In sub-Saharan Africa and Africa at large, the youth are facing ever increasing insurmountable challenges. From poverty to unemployment and education, the list is endless. What is clear is that serious intervention is needed if we do not want to end up having a largely unskilled, uneducated and unemployed population in Africa ten years from now.
The United Nations stated that 50 percent of the youth in Africa are illiterate or unskilled and thousands under-employed and working in the informal sector, often in hazardous conditions. These ever-increasing socio-economic problems have forced the youth to look at alternatives for a better living. In extreme cases, youth tend to migrate to other parts of sub-Saharan Africa or even to Europe where job prospects appear better. But even these attempts lead to a growing population of unemployed and unskilled youth.
One has to ask: what is happening to the youth and why? Francis Chigunta noted in a 2002 study, The Socio-Economic Situation of Youth in Africa, that rapid urbanization and economic development has largely resulted in desolation of traditional African values, and the undermining of traditional systems of empowering youth through elders. What’s more are issues like teen pregnancies that have led to disintegration of family values. The author goes on to note that formal institutions have been left with the responsibility of empowering our youth, but a decline in community structures for social development has significantly contributed to an uneducated, unskilled and unemployed youth population. Attempts at using social welfare to address youth issues have largely failed. This has resulted in the youth looking to surrogate families in streets and gangs.
The challenges the youth of today face are multi-dimensional. In the disintegration of traditional societies which resulted primarily from colonial interventions, education is no longer viewed as a means to overcome poverty. According to the 2010-2011 regional overview of the UN International Year of Youth, 70 percent of the region’s population is under the age of 30, and slightly more than 20 percent were young people between the ages of 15 to 24, making Africa the world’s youngest continent. In spite of this, youth have largely been left out of the political, economic and social sphere of government decisions and feel that they aren’t heard or cared for. In a continent where the youth population is disproportional to the rest of the population, surely this is a problem government must prioritise. Throughout the continent, youth face similar challenges, and across borders youth organizations have chosen to look for innovative solutions to many of the problems facing our youth. What is lacking, however, is collaborative effort and communication between these organizations. Youth need to feel empowered; they need to feel they have a voice.

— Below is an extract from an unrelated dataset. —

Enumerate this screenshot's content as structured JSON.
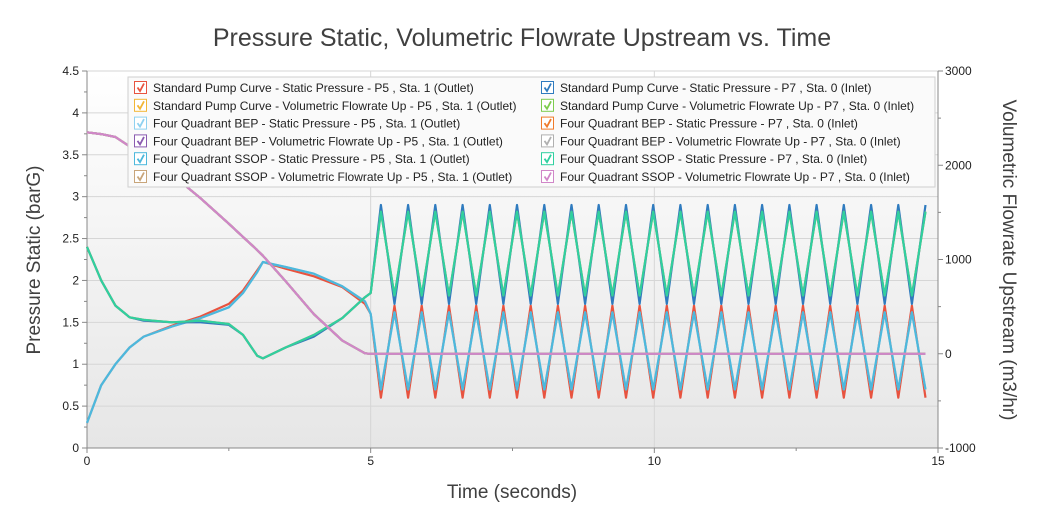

About two months ago I attended a TEDx Stellenbosch seminar in Stellenbosch, South-Africa, on the topic “What if Africa?” Alan Knott-Craig Jr., the CEO of Mxit (Africa’s largest mobile social network, developed in South-Africa in 2003), spoke on what social networks, specifically Mxit, have meant to the youth in South Africa. In his talk he highlighted how the youth view Mxit as an escape from their normal world and problems, and since Mxit is an anonymous social network, participants are free to be whoever they want to be. This feature rests on Mr. Knott-Craig Jr.’s belief that you are not free until you are free to be anonymous. Besides the problems and threats associated with this feature, Mxit has largely been instrumental in fostering a sense of community amongst the youth of all ages and ethnic groups. Even more, they have looked at what young people talk about in chat rooms and through this identified social problems needing urgent attention. This highly resourceful social network which allows users to interact freely and openly has created a virtual community that can be monitored by Mxit programmers and altered to the behaviour and needs of the users; a virtual society if you like. Through this platform, a lot has been learnt about what the youth talk and worry about an thus created a more productive surrogate community the youth belong to, replacing and/or addressing the need of young people to belong to gangs for a sense of community or brotherhood.

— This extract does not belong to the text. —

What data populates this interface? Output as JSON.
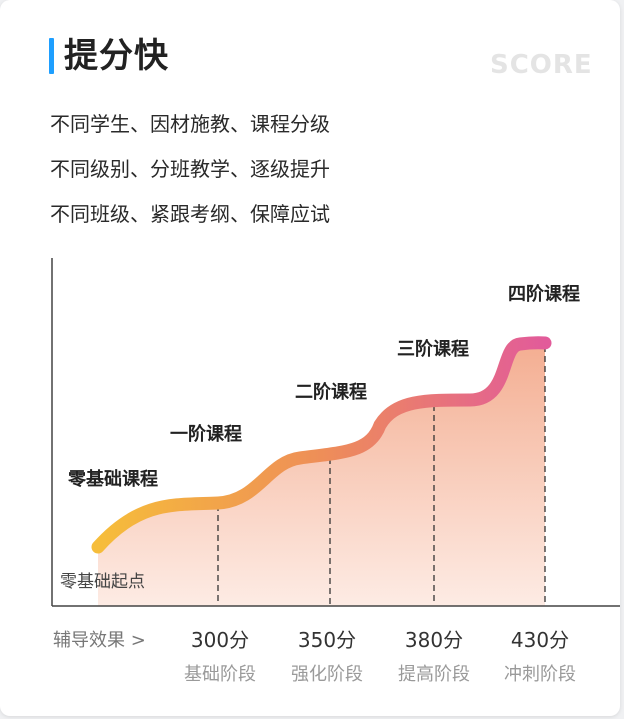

Now imagine a social network like Mxit being created to cater to the youth all across Africa. Outside of the proportion of the youth living in object poverty, almost every teenager or young (wo)man has a mobile phone today. Mobile technology is vast in Africa and the youth understand the language of mobile, but sadly our governments do not. What if it government were to take initiatives like these seriously and start investing in social media to hear the voice of the youth, using platforms such as Mxit to prioritise problems needing to be addressed among the youth? What if social media could be expanded throughout Africa in order to create a virtual community where youth from different parts of Africa could interact? Think about what the youth could learn and teach one another, and what insight government could gain from such interactions.

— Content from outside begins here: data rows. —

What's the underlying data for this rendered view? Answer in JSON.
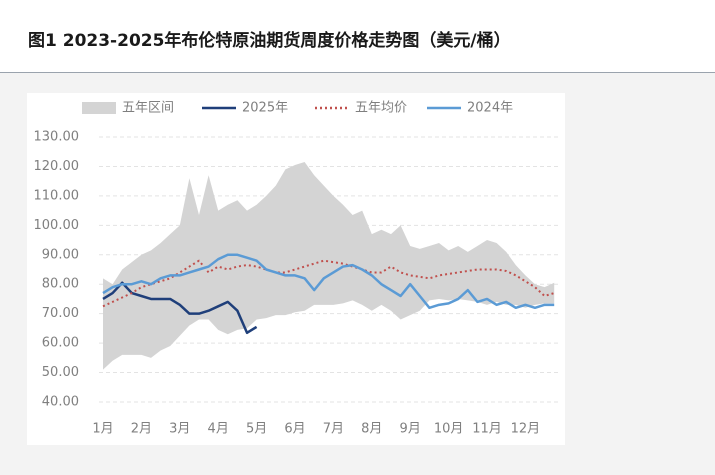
{
  "chart_data": {
    "type": "line",
    "title": "图1  2023-2025年布伦特原油期货周度价格走势图（美元/桶）",
    "categories": [
      "1月",
      null,
      null,
      null,
      "2月",
      null,
      null,
      null,
      "3月",
      null,
      null,
      null,
      "4月",
      null,
      null,
      null,
      "5月",
      null,
      null,
      null,
      "6月",
      null,
      null,
      null,
      "7月",
      null,
      null,
      null,
      "8月",
      null,
      null,
      null,
      "9月",
      null,
      null,
      null,
      "10月",
      null,
      null,
      null,
      "11月",
      null,
      null,
      null,
      "12月",
      null,
      null,
      null
    ],
    "ylim": [
      40,
      130
    ],
    "yticks": [
      {
        "value": 40,
        "label": "40.00"
      },
      {
        "value": 50,
        "label": "50.00"
      },
      {
        "value": 60,
        "label": "60.00"
      },
      {
        "value": 70,
        "label": "70.00"
      },
      {
        "value": 80,
        "label": "80.00"
      },
      {
        "value": 90,
        "label": "90.00"
      },
      {
        "value": 100,
        "label": "100.00"
      },
      {
        "value": 110,
        "label": "110.00"
      },
      {
        "value": 120,
        "label": "120.00"
      },
      {
        "value": 130,
        "label": "130.00"
      }
    ],
    "grid": true,
    "legend": "top",
    "series": [
      {
        "name": "五年区间",
        "type": "band",
        "color": "#d4d4d4",
        "high": [
          82,
          80,
          85,
          87.5,
          90,
          91.5,
          94,
          97,
          100,
          116,
          103.5,
          117,
          105,
          107,
          108.5,
          105,
          107,
          110,
          113.5,
          119,
          120.5,
          121.5,
          117,
          113.5,
          110,
          107,
          103.5,
          105,
          97,
          98.5,
          97,
          100,
          93,
          92,
          93,
          94,
          91.5,
          93,
          91,
          93,
          95,
          94,
          91,
          86.5,
          83,
          80,
          79,
          80.5
        ],
        "low": [
          51,
          54,
          56,
          56,
          56,
          55,
          57.5,
          59,
          62.5,
          66,
          68,
          68,
          64.5,
          63,
          64.5,
          65,
          68,
          68.5,
          69.5,
          69.5,
          70.5,
          71,
          73,
          73,
          73,
          73.5,
          74.5,
          73,
          71,
          73,
          71,
          68,
          69.5,
          71,
          74.5,
          75,
          74.5,
          75,
          74.5,
          74,
          73,
          74,
          73,
          73,
          72,
          73,
          73.5,
          73.5
        ]
      },
      {
        "name": "2025年",
        "color": "#1f3f7a",
        "values": [
          75,
          77,
          80.5,
          77,
          76,
          75,
          75,
          75,
          73,
          70,
          70,
          71,
          72.5,
          74,
          71,
          63.5,
          65.5,
          null,
          null,
          null,
          null,
          null,
          null,
          null,
          null,
          null,
          null,
          null,
          null,
          null,
          null,
          null,
          null,
          null,
          null,
          null,
          null,
          null,
          null,
          null,
          null,
          null,
          null,
          null,
          null,
          null,
          null,
          null
        ]
      },
      {
        "name": "五年均价",
        "color": "#c0504d",
        "dash": true,
        "values": [
          72.5,
          74,
          75.5,
          77,
          79,
          80,
          81,
          82,
          84,
          86,
          88,
          84,
          86,
          85,
          86,
          86.5,
          86,
          85,
          84,
          84,
          85,
          86,
          87,
          88,
          87.5,
          87,
          86,
          85,
          84,
          84,
          86,
          84,
          83,
          82.5,
          82,
          83,
          83.5,
          84,
          84.5,
          85,
          85,
          85,
          84.5,
          83,
          81,
          79,
          76,
          77
        ]
      },
      {
        "name": "2024年",
        "color": "#5b9bd5",
        "values": [
          77,
          79,
          80,
          80,
          81,
          80,
          82,
          83,
          83,
          84,
          85,
          86,
          88.5,
          90,
          90,
          89,
          88,
          85,
          84,
          83,
          83,
          82,
          78,
          82,
          84,
          86,
          86.5,
          85,
          83,
          80,
          78,
          76,
          80,
          76,
          72,
          73,
          73.5,
          75,
          78,
          74,
          75,
          73,
          74,
          72,
          73,
          72,
          73,
          73
        ]
      }
    ]
  }
}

It is often said “African problems, need African solutions.” Well here is an African solution that has been staring us in the face for at least a decade. Mobile social media is one of the ways forward to give voice to the youth in our continent. I am not advocating for the sole use of Mxit, but use Mxit only as an example to illustrate a point. I am certain, as Mxit has sparked wide dialogue amongst the youth across South-Africa, that in a similar way other technologies/social media can be utilised to create a platform for youth to interact and “chat” about some difficulties they face wherever they are. Similarly youth programs or organizations can communicate and collaborate to address these social ills. We as Africans are extremely resourceful and innovative in our daily lives; why not channel this creativity to technologies and bridge the social divide between our countries? And in so doing, create collaborative networks that can build a better and brighter future for the youth of today. There are indeed African solutions to African problems in Africa, but these solutions aren’t getting the attention and investment that they need.